Drndić non sottovaluta mai quello che gli altri hanno già scritto sui temi che la interessano. Il conglomerato di nozioni e di sentimenti personali e “oggettivi”, scientificamente e artisticamente provabili, rendono la sua prosa abbastanza complessa per i lettori. Come esempio potrei citare un frammento, quando nel mezzo del racconto sul difficile ritorno della famiglia Tedeschi dall’Albania a Gorizia nel settembre del 1943, l’autrice inserisce prima alcuni riferimenti al romanzo Peščanik (Clessidra) di Danilo Kiš (che per primo tra gli autori jugoslavi aveva usato abbondantemente e parallelamente i fatti, i documenti storici e testi enciclopedici mescolandoli con la finzione); poi da un certo momento in poi, invece dei membri della famiglia Tedeschi, il protagonista del frammento diventa proprio Eduard Sam, protagonista di Peščanik di Kiš. Prima di conoscere la sorte della famiglia Tedeschi durante il viaggio dall’Albania a Gorizia, l’autrice inserisce un altro frammento, una citazione da un documento che riproduce una parte dell’interrogatorio svoltosi, forse a Norimberga, dove l’accusato è un certo Walter Stier, il cui mestiere era di preparare gli orari ferroviari dei treni della morte. Anche Eduard Sam, personaggio di Kiš fu autore di orari dei treni, di quelli però dei tempi di pace. Quando Stier durante l’interrogatorio nega il proprio coinvolgimento e la propria colpa, solo allora l’autrice torna di nuovo ai protagonisti del suo romanzo, alla famiglia Tedeschi e scrive: “La famiglia Tedeschi continua a vivere nell’illusione dell’ignoranza. Quelli che sanno cosa sta succedendo, non ne parlano; quelli che non lo sanno, non fanno domande; quelli che domandano, non ricevono risposte. Allora, è così oggi. La famiglia Tedeschi non sa, non domanda, di conseguenza nulla può sapere, perciò non si scompone più di tanto.”(p. 89)
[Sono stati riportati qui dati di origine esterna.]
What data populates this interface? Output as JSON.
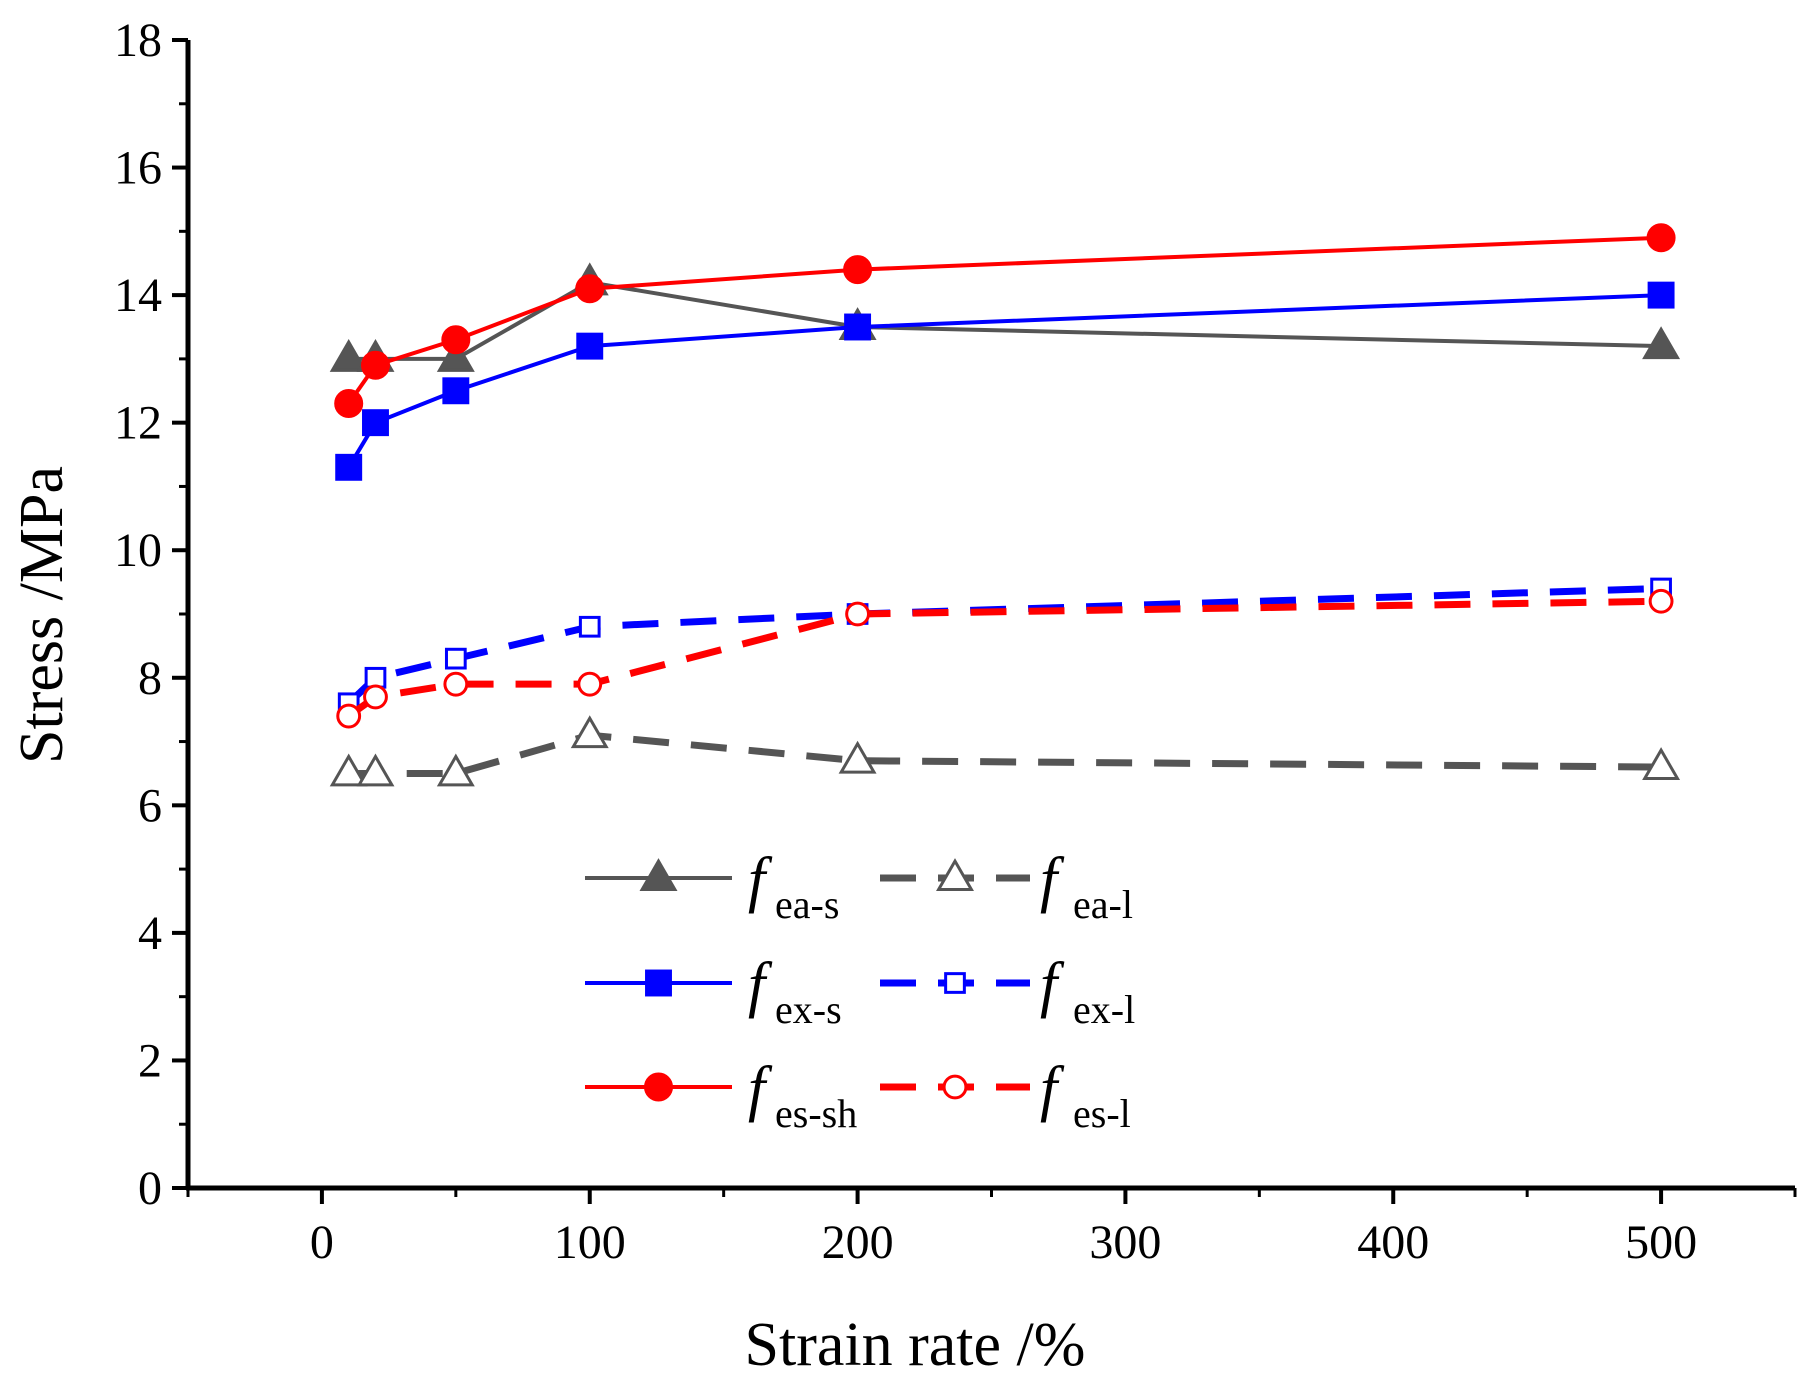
{
  "chart_data": {
    "type": "line",
    "title": "",
    "xlabel": "Strain rate /%",
    "ylabel": "Stress /MPa",
    "xlim": [
      -50,
      550
    ],
    "ylim": [
      0,
      18
    ],
    "xticks": [
      0,
      100,
      200,
      300,
      400,
      500
    ],
    "yticks": [
      0,
      2,
      4,
      6,
      8,
      10,
      12,
      14,
      16,
      18
    ],
    "x_minor_step": 50,
    "y_minor_step": 1,
    "legend_position": "lower-center",
    "series": [
      {
        "name": "f_ea-s",
        "label_main": "f",
        "label_sub": "ea-s",
        "color": "#555555",
        "style": "solid",
        "marker": "triangle",
        "filled": true,
        "x": [
          10,
          20,
          50,
          100,
          200,
          500
        ],
        "values": [
          13.0,
          13.0,
          13.0,
          14.2,
          13.5,
          13.2
        ]
      },
      {
        "name": "f_ea-l",
        "label_main": "f",
        "label_sub": "ea-l",
        "color": "#555555",
        "style": "dashed",
        "marker": "triangle",
        "filled": false,
        "x": [
          10,
          20,
          50,
          100,
          200,
          500
        ],
        "values": [
          6.5,
          6.5,
          6.5,
          7.1,
          6.7,
          6.6
        ]
      },
      {
        "name": "f_ex-s",
        "label_main": "f",
        "label_sub": "ex-s",
        "color": "#0000ff",
        "style": "solid",
        "marker": "square",
        "filled": true,
        "x": [
          10,
          20,
          50,
          100,
          200,
          500
        ],
        "values": [
          11.3,
          12.0,
          12.5,
          13.2,
          13.5,
          14.0
        ]
      },
      {
        "name": "f_ex-l",
        "label_main": "f",
        "label_sub": "ex-l",
        "color": "#0000ff",
        "style": "dashed",
        "marker": "square",
        "filled": false,
        "x": [
          10,
          20,
          50,
          100,
          200,
          500
        ],
        "values": [
          7.6,
          8.0,
          8.3,
          8.8,
          9.0,
          9.4
        ]
      },
      {
        "name": "f_es-sh",
        "label_main": "f",
        "label_sub": "es-sh",
        "color": "#ff0000",
        "style": "solid",
        "marker": "circle",
        "filled": true,
        "x": [
          10,
          20,
          50,
          100,
          200,
          500
        ],
        "values": [
          12.3,
          12.9,
          13.3,
          14.1,
          14.4,
          14.9
        ]
      },
      {
        "name": "f_es-l",
        "label_main": "f",
        "label_sub": "es-l",
        "color": "#ff0000",
        "style": "dashed",
        "marker": "circle",
        "filled": false,
        "x": [
          10,
          20,
          50,
          100,
          200,
          500
        ],
        "values": [
          7.4,
          7.7,
          7.9,
          7.9,
          9.0,
          9.2
        ]
      }
    ]
  }
}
Oltre che mischiare e mettere allo stesso livello i dati e la finzione, storie vere e illusioni, il romanzo di Drndić rappresenta anche un amalgama di piccole storie, storie private, destini di gente semplice e, allo stesso tempo, la grande Storia, soprattutto la storia della Seconda guerra mondiale. L’autobiografia e la storiografia sono compresenti e si intrecciano tra di loro.

            Davanti al lettore italiano adesso si trova un romanzo asciutto e stimolante, scritto non per insegnare, ma per (ri)creare un’esperienza storica che vorrebbe incitare il lettore e la lettrice ad immergersi, a ritrovarsi in quel passato per poter riflettere sul mondo di oggi.
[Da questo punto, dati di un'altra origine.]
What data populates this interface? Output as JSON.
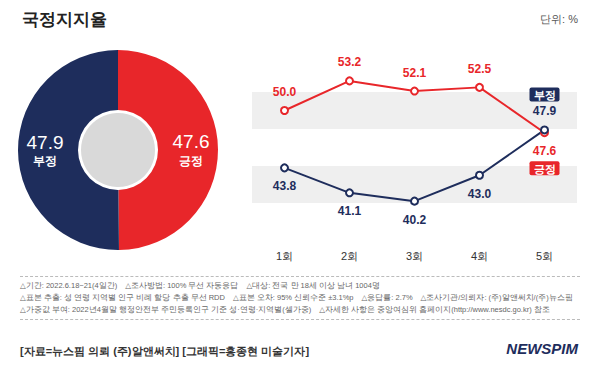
{
  "title": "국정지지율",
  "unit": "단위: %",
  "chart_data": [
    {
      "type": "pie",
      "categories": [
        "긍정",
        "부정"
      ],
      "values": [
        47.6,
        47.9
      ],
      "value_labels": [
        "47.6",
        "47.9"
      ],
      "colors": [
        "#e8262a",
        "#1e2d5c"
      ],
      "data_labels": true
    },
    {
      "type": "line",
      "categories": [
        "1회",
        "2회",
        "3회",
        "4회",
        "5회"
      ],
      "series": [
        {
          "name": "긍정",
          "color": "#e8262a",
          "values": [
            50.0,
            53.2,
            52.1,
            52.5,
            47.6
          ],
          "value_labels": [
            "50.0",
            "53.2",
            "52.1",
            "52.5",
            "47.6"
          ]
        },
        {
          "name": "부정",
          "color": "#1e2d5c",
          "values": [
            43.8,
            41.1,
            40.2,
            43.0,
            47.9
          ],
          "value_labels": [
            "43.8",
            "41.1",
            "40.2",
            "43.0",
            "47.9"
          ]
        }
      ],
      "ylim": [
        36,
        56
      ],
      "yticks": [
        36,
        40,
        44,
        48,
        52,
        56
      ],
      "grid": true,
      "tick_labels": "x",
      "data_labels": true,
      "marker": "circle"
    }
  ],
  "notes": [
    "△기간: 2022.6.18~21(4일간)",
    "△조사방법: 100% 무선 자동응답",
    "△대상: 전국 만 18세 이상 남녀 1004명",
    "△표본 추출: 성 연령 지역별 인구 비례 할당 추출 무선 RDD",
    "△표본 오차: 95% 신뢰수준 ±3.1%p",
    "△응답률: 2.7%",
    "△조사기관/의뢰자: (주)알앤써치/(주)뉴스핌",
    "△가중값 부여: 2022년4월말 행정안전부 주민등록인구 기준 성·연령·지역별(셀가중)",
    "△자세한 사항은 중앙여심위 홈페이지(http://www.nesdc.go.kr) 참조"
  ],
  "source": "[자료=뉴스핌 의뢰 (주)알앤써치] [그래픽=홍종현 미술기자]",
  "logo": "NEWSPIM"
}
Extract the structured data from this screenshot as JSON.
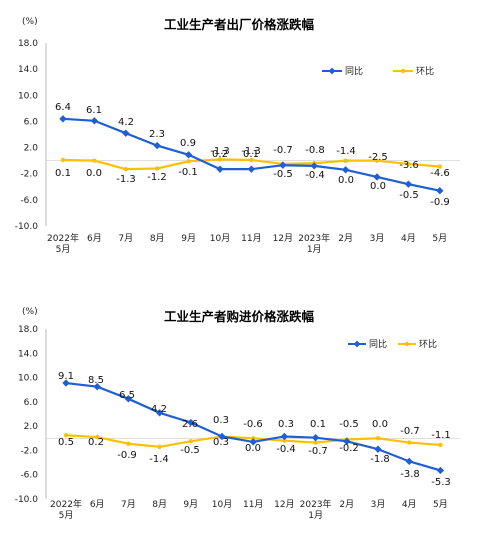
{
  "chart_data": [
    {
      "type": "line",
      "title": "工业生产者出厂价格涨跌幅",
      "unit": "(%)",
      "categories": [
        "2022年\n5月",
        "6月",
        "7月",
        "8月",
        "9月",
        "10月",
        "11月",
        "12月",
        "2023年\n1月",
        "2月",
        "3月",
        "4月",
        "5月"
      ],
      "ylim": [
        -10,
        18
      ],
      "yticks": [
        "18.0",
        "14.0",
        "10.0",
        "6.0",
        "2.0",
        "-2.0",
        "-6.0",
        "-10.0"
      ],
      "grid": false,
      "legend": "top-right",
      "series": [
        {
          "name": "同比",
          "color": "#1f5fd6",
          "values": [
            6.4,
            6.1,
            4.2,
            2.3,
            0.9,
            -1.3,
            -1.3,
            -0.7,
            -0.8,
            -1.4,
            -2.5,
            -3.6,
            -4.6
          ],
          "labels": [
            "6.4",
            "6.1",
            "4.2",
            "2.3",
            "0.9",
            "-1.3",
            "-1.3",
            "-0.7",
            "-0.8",
            "-1.4",
            "-2.5",
            "-3.6",
            "-4.6"
          ]
        },
        {
          "name": "环比",
          "color": "#ffc000",
          "values": [
            0.1,
            0.0,
            -1.3,
            -1.2,
            -0.1,
            0.2,
            0.1,
            -0.5,
            -0.4,
            0.0,
            0.0,
            -0.5,
            -0.9
          ],
          "labels": [
            "0.1",
            "0.0",
            "-1.3",
            "-1.2",
            "-0.1",
            "0.2",
            "0.1",
            "-0.5",
            "-0.4",
            "0.0",
            "0.0",
            "-0.5",
            "-0.9"
          ]
        }
      ]
    },
    {
      "type": "line",
      "title": "工业生产者购进价格涨跌幅",
      "unit": "(%)",
      "categories": [
        "2022年\n5月",
        "6月",
        "7月",
        "8月",
        "9月",
        "10月",
        "11月",
        "12月",
        "2023年\n1月",
        "2月",
        "3月",
        "4月",
        "5月"
      ],
      "ylim": [
        -10,
        18
      ],
      "yticks": [
        "18.0",
        "14.0",
        "10.0",
        "6.0",
        "2.0",
        "-2.0",
        "-6.0",
        "-10.0"
      ],
      "grid": false,
      "legend": "top-right",
      "series": [
        {
          "name": "同比",
          "color": "#1f5fd6",
          "values": [
            9.1,
            8.5,
            6.5,
            4.2,
            2.6,
            0.3,
            -0.6,
            0.3,
            0.1,
            -0.5,
            -1.8,
            -3.8,
            -5.3
          ],
          "labels": [
            "9.1",
            "8.5",
            "6.5",
            "4.2",
            "2.6",
            "0.3",
            "-0.6",
            "0.3",
            "0.1",
            "-0.5",
            "-1.8",
            "-3.8",
            "-5.3"
          ]
        },
        {
          "name": "环比",
          "color": "#ffc000",
          "values": [
            0.5,
            0.2,
            -0.9,
            -1.4,
            -0.5,
            0.3,
            0.0,
            -0.4,
            -0.7,
            -0.2,
            0.0,
            -0.7,
            -1.1
          ],
          "labels": [
            "0.5",
            "0.2",
            "-0.9",
            "-1.4",
            "-0.5",
            "0.3",
            "0.0",
            "-0.4",
            "-0.7",
            "-0.2",
            "0.0",
            "-0.7",
            "-1.1"
          ]
        }
      ]
    }
  ]
}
Daša Drndić, Trieste, Bompiani, Milano 2015, pp. 448, euro 19,00.

Altre opere della stessa autrice: Marija Czestochowska još uvijek roni suze: umiranje u Torontu – M.C. piange ancora: la morte a Toronto, 1997; Canzone di guerra, 1998; Totenwände, 2000; Leica format, 2003; April u Berlinu – Aprile a B. 2009; Belladonna, 2012.
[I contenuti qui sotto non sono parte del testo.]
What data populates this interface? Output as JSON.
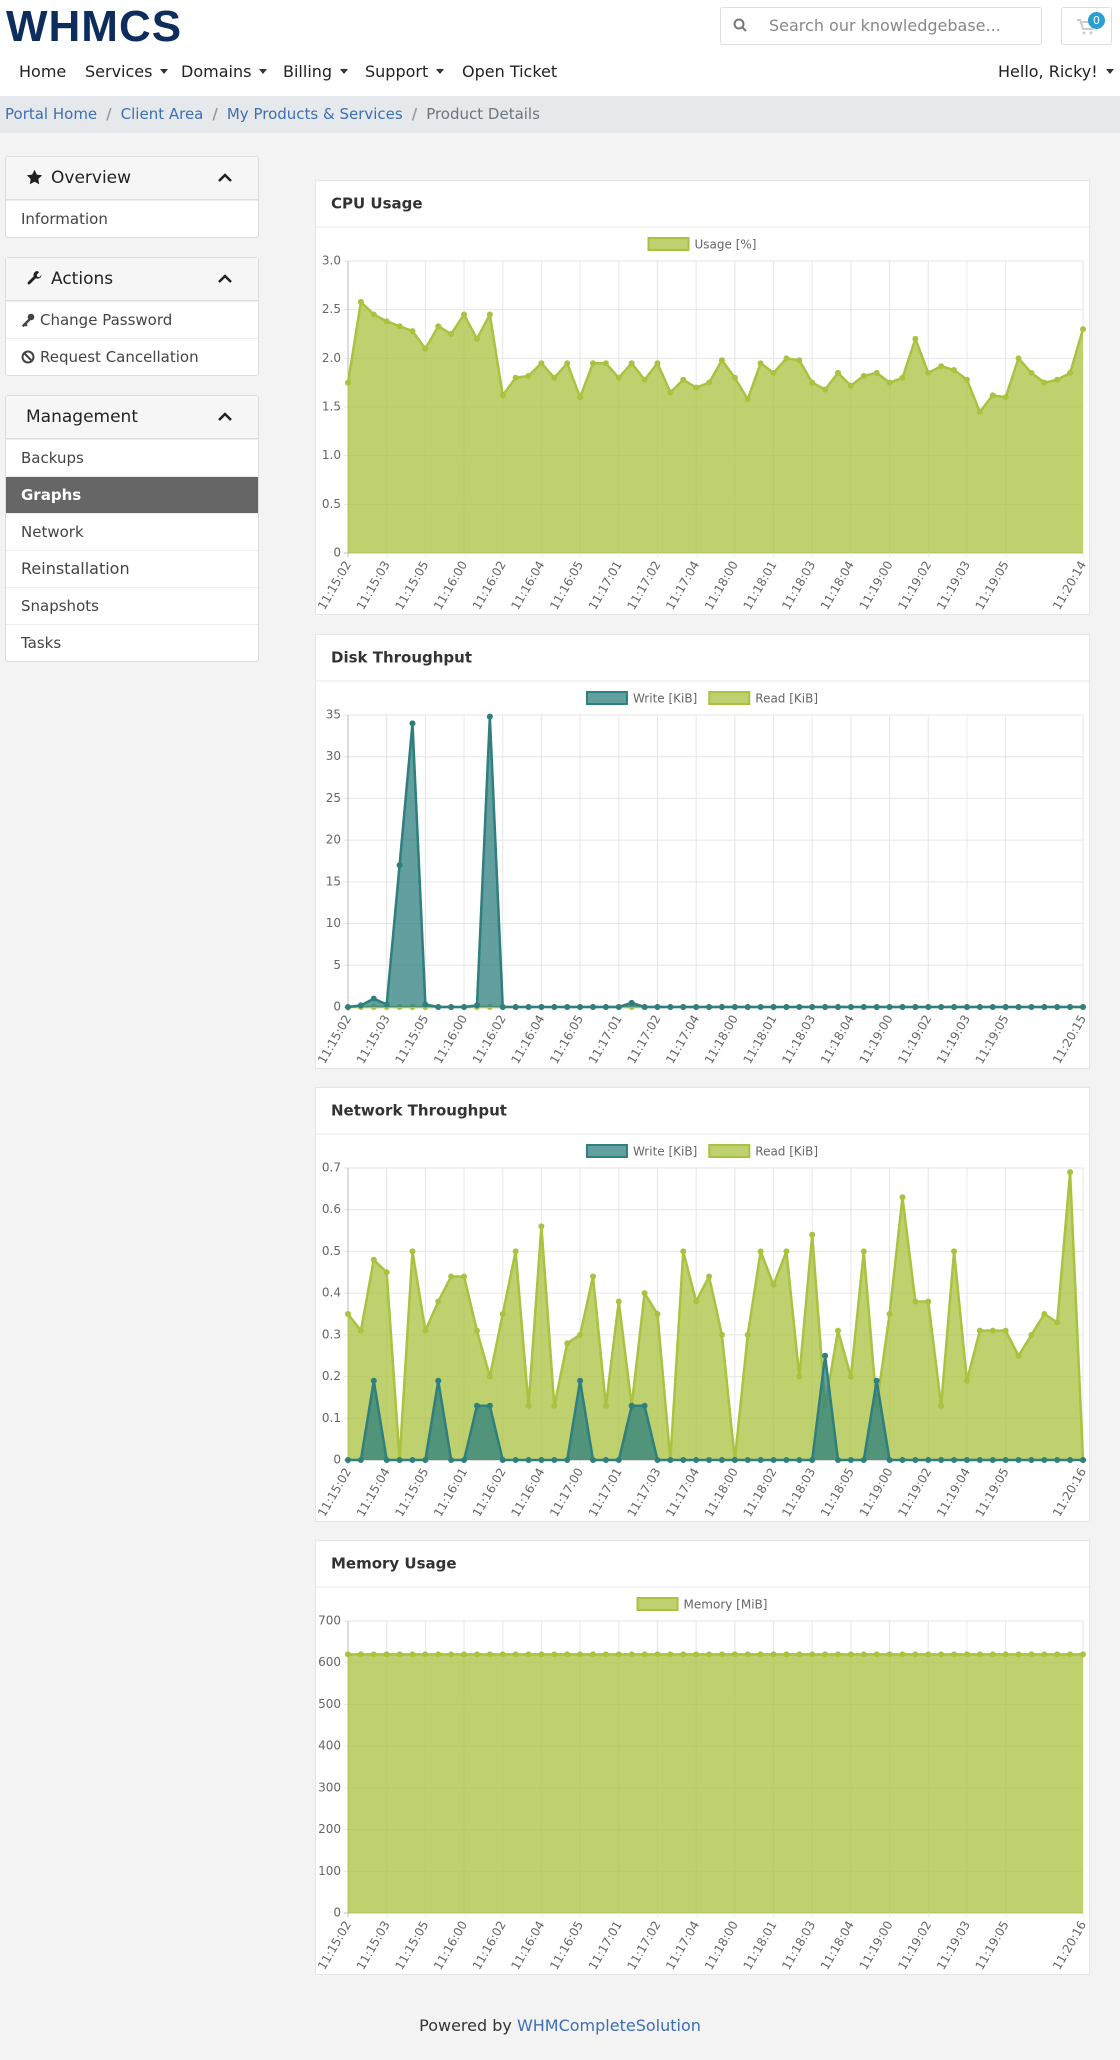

Tra le varie interviste con Daša Drndić forse la più esauriente, insieme con le varie foto dell’autrice si trova sull’indirizzo:

http://www.bookaholic.ro/interview-with-dasa-drndic.html

[1] Una gran parte del romanzo è dedicata alla descrizione dettagliata di questo assurdo programma di affidare bei bambini biondi, anche se nati dai genitori non ariani, alle famiglie dei veri rappresentanti della razza e farli crescere come veri rappresentanti della razza prescelta e privilegiata.